More info on this scandal and fraud will definitely come out in lawsuits that will follow in the future, which will give us a clear visual of what happened and how these big players wrecked themselves.

What Do VCs Look for When Investing in Blockchain Startups?

VCs have an eagle eye for opportunity and they think most of the time cleverly before jumping in. So their first check is to look if the team behind the project are good community builders and understand Web 3.0. VCs are looking at the enhancement of the network effect of the ecosystem they're building, because community is the most important factor in this niche.

Also, they are on the lookout for founders who are obsessed with solving problems and have a bias towards action. These are the founders who are not only passionate about their projects but also proactive in building solutions. Usually people who have experienced failure, learned from it, and are coming back strong to tackle big challenges ahead.

Traditional methods of evaluating startups and equity investments may not always be applicable to Web 3.0 founders and their businesses, but VCs still need to see an exit plan, analyses on the market and margins, and the metrics of the specific business model.

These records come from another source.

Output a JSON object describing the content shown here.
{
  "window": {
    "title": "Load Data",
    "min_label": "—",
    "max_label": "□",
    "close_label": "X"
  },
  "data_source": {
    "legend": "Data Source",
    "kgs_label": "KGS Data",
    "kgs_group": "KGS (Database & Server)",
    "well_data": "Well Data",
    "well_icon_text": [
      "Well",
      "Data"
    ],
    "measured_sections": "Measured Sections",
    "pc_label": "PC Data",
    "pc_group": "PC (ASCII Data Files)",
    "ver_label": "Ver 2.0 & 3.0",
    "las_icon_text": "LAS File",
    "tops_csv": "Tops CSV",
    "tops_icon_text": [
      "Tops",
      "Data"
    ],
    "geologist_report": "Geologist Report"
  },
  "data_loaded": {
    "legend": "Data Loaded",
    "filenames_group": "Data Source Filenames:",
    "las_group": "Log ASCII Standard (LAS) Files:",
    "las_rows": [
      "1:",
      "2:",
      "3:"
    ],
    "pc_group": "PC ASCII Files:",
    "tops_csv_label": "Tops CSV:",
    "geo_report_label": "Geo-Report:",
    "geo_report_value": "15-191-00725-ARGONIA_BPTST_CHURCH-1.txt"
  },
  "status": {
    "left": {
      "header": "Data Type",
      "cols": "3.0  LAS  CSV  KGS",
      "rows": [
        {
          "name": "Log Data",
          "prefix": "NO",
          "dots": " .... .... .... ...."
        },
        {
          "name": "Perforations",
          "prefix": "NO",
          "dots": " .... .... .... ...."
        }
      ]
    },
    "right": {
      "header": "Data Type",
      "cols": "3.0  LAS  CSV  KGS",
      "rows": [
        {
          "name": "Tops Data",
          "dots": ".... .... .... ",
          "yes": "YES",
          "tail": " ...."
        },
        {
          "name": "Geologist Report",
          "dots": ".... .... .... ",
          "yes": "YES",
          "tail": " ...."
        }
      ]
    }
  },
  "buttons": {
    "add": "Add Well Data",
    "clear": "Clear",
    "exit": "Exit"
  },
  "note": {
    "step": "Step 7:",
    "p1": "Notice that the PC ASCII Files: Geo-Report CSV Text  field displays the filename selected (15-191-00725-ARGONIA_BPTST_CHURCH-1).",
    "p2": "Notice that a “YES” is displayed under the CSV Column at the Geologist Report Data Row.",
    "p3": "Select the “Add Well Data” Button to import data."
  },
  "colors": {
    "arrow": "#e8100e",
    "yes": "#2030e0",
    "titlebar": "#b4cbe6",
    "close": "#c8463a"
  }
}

wisdom of the crowds pepe meme

Web 3.0 Crowdfunding the True Definition of Crowdfunding

But what if projects don't want or simply can't rely on the quick and big capital, VCs can offer? Well crypto enables the true version of crowdfunding, as it allows startups and projects to raise funds directly from a broad base of individuals (you and me) rather than solely relying on a small number of (institutional) investors. This idea taps directly into the "wisdom of the crowds", when they fund ideas that the public really supports. Although this wisdom of the crowds is sometimes more than debatable.

The far reaching global reach of the markets and international players open up access to (much) capital for more money seeking founders, beyond just those well-connected to VC networks. Anyone can launch a crowdfunding campaign and how many dollars he can gather in the process.


The venture capital industry that hasn't had to change in the last 10-20 years, now has to pivot in its approach to identify Web 3.0 possibilities and invest in potential very big returns. But in this highly risky and volatile industry we call home, is the average venture capitalist really a better portfolio manager and researcher than an onchain ape? The future will decide who makes it big and who fails even bigger in the venture capital industry.